Do as I say, not as I do
When cheerleaders of big government condemn tax cuts as "subsidies" that must be "paid for" and clamor for massive tax hikes, they rarely back up their talk by writing personal checks to the government to supplement supposedly vital services.
As we've been reminded this spring, their love of levies is limited to the taxes you have to pay.
Last week, The Associated Press reported that the Rev. Al Sharpton and his activist empire owe $1.5 million in back taxes and penalties. When the Rev. Sharpton briefly sought the Democratic Party's 2004 nomination for president, few candidates could match his passion for redistributionism. He demanded tax increases on the rich and decried corporations that legally sidestep the IRS.
But the Rev. Sharpton, whose civil rights shenanigans have made him "rich" by any definition of the word, wasn't practicing what he was preaching. Not only did he avoid paying federal and New York income taxes, his National Action Network wasn't meeting its workers compensation and unemployment insurance obligations -- payments that directly benefit the injured and downtrodden.
The Rev.

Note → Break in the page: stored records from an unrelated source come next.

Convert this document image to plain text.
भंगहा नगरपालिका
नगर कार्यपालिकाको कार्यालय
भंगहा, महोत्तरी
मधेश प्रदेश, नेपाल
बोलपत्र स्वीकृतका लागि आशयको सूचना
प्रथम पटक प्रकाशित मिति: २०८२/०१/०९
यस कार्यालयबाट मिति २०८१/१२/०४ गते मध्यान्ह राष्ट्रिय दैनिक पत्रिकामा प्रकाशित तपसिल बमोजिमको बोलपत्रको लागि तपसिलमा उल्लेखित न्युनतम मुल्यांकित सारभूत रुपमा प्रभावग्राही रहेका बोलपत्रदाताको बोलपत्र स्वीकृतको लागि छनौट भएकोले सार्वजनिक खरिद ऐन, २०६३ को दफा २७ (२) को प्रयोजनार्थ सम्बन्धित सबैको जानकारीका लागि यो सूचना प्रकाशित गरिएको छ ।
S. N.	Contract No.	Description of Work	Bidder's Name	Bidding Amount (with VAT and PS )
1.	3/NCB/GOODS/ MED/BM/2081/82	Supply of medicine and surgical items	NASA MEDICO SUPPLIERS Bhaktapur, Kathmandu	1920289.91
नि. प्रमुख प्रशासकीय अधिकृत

Sharpton, of course, has labeled federal efforts to collect his tax debts as "intimidation."
However, as liberals go, the Rev. Sharpton looks like Rush Limbaugh next to former Ohio Sen. Howard Metzenbaum. In 19 years on Capitol Hill, Sen. Metzenbaum, who died March 12 at age 90, ferociously attacked industry, deregulation and attempts to cut taxes. Despite being a very wealthy businessman himself, he proclaimed his loyalties were to working-class taxpayers.
Yet Sen. Metzenbaum so disliked Ohio's punitive tax structure that, six years before his death, he officially changed his residence to Florida, which has no state income tax or death tax. In the end, he wanted governments to get as little of his estate as possible.